Modelling, cilt.7, sa.2, 2026 (ESCI, Scopus) identifier identifier

  • Yayın Türü: Makale / Tam Makale
  • Cilt numarası: 7 Sayı: 2
  • Basım Tarihi: 2026
  • Doi Numarası: 10.3390/modelling7020077
  • Dergi Adı: Modelling
  • Derginin Tarandığı İndeksler: Emerging Sources Citation Index (ESCI), Scopus
  • Anahtar Kelimeler: adaptive conformal inference, air traffic forecasting, bootstrap, conformal prediction, cross-validation, Diebold–Mariano test, prediction intervals, rolling-origin, SARIMA, structural break
  • Erciyes Üniversitesi Adresli: Evet

Özet

Reliable short-term air traffic forecasts are important for operational planning in national airspace systems.
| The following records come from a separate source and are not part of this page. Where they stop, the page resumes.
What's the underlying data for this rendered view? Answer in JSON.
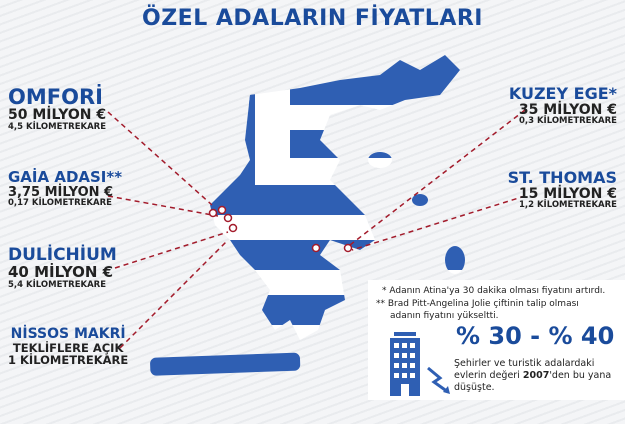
{
  "title": "ÖZEL ADALARIN FİYATLARI",
  "islands_left": [
    {
      "name": "OMFORİ",
      "price": "50 MİLYON €",
      "area": "4,5 KİLOMETREKARE"
    },
    {
      "name": "GAİA ADASI**",
      "price": "3,75 MİLYON €",
      "area": "0,17 KİLOMETREKARE"
    },
    {
      "name": "DULİCHİUM",
      "price": "40 MİLYON €",
      "area": "5,4 KİLOMETREKARE"
    },
    {
      "name": "NİSSOS MAKRİ",
      "price": "TEKLİFLERE AÇIK",
      "area": "1 KİLOMETREKARE"
    }
  ],
  "islands_right": [
    {
      "name": "KUZEY EGE*",
      "price": "35 MİLYON €",
      "area": "0,3 KİLOMETREKARE"
    },
    {
      "name": "ST. THOMAS",
      "price": "15 MİLYON €",
      "area": "1,2 KİLOMETREKARE"
    }
  ],
  "notes": {
    "note1": "* Adanın Atina'ya 30 dakika olması fiyatını artırdı.",
    "note2": "** Brad Pitt-Angelina Jolie çiftinin talip olması",
    "note2b": "adanın fiyatını yükseltti."
  },
  "stat": {
    "percent": "% 30 - % 40",
    "desc1": "Şehirler ve turistik adalardaki",
    "desc2a": "evlerin değeri ",
    "desc2b": "2007",
    "desc2c": "'den bu yana",
    "desc3": "düşüşte."
  },
  "colors": {
    "blue": "#1a4b9b",
    "flag_blue": "#2f5fb3",
    "red_dash": "#a31b2b"
  },
  "icons": [
    "building-icon",
    "downtrend-arrow-icon",
    "location-pin-icon"
  ]
}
This study develops a transparent forecasting framework for Türkiye’s monthly aircraft movements using publicly available data from the General Directorate of State Airports Authority (DHMİ) for 2018–2025. Because DHMİ releases may follow cumulative within-year reporting, month-specific increments are reconstructed through within-year differencing and checked through simple audit procedures. The empirical analysis compares seasonal naïve, ETS, and a constrained SARIMA family under leakage-free evaluation, combining a strict 2025 holdout with expanding-window rolling-origin validation. Forecast performance is assessed using standard accuracy metrics and complemented by Diebold–Mariano comparisons, which are interpreted cautiously, given the short holdout length. To examine instability around the pandemic period, this study also reports structural-break and stability diagnostics as supportive evidence rather than definitive identification. Uncertainty is evaluated through backtested 80% and 95% prediction intervals, comparing nominal SARIMA intervals, parametric bootstrap, split conformal prediction, and adaptive conformal inference (ACI). The results show that SARIMA provides the strongest point-forecast performance among the benchmarked models, while adaptive conformal calibration offers a useful balance between empirical coverage and interval width under changing conditions. Overall, this study provides a reproducible and operationally interpretable baseline for national air traffic forecasting in Türkiye and a clear benchmark for future multivariate extensions.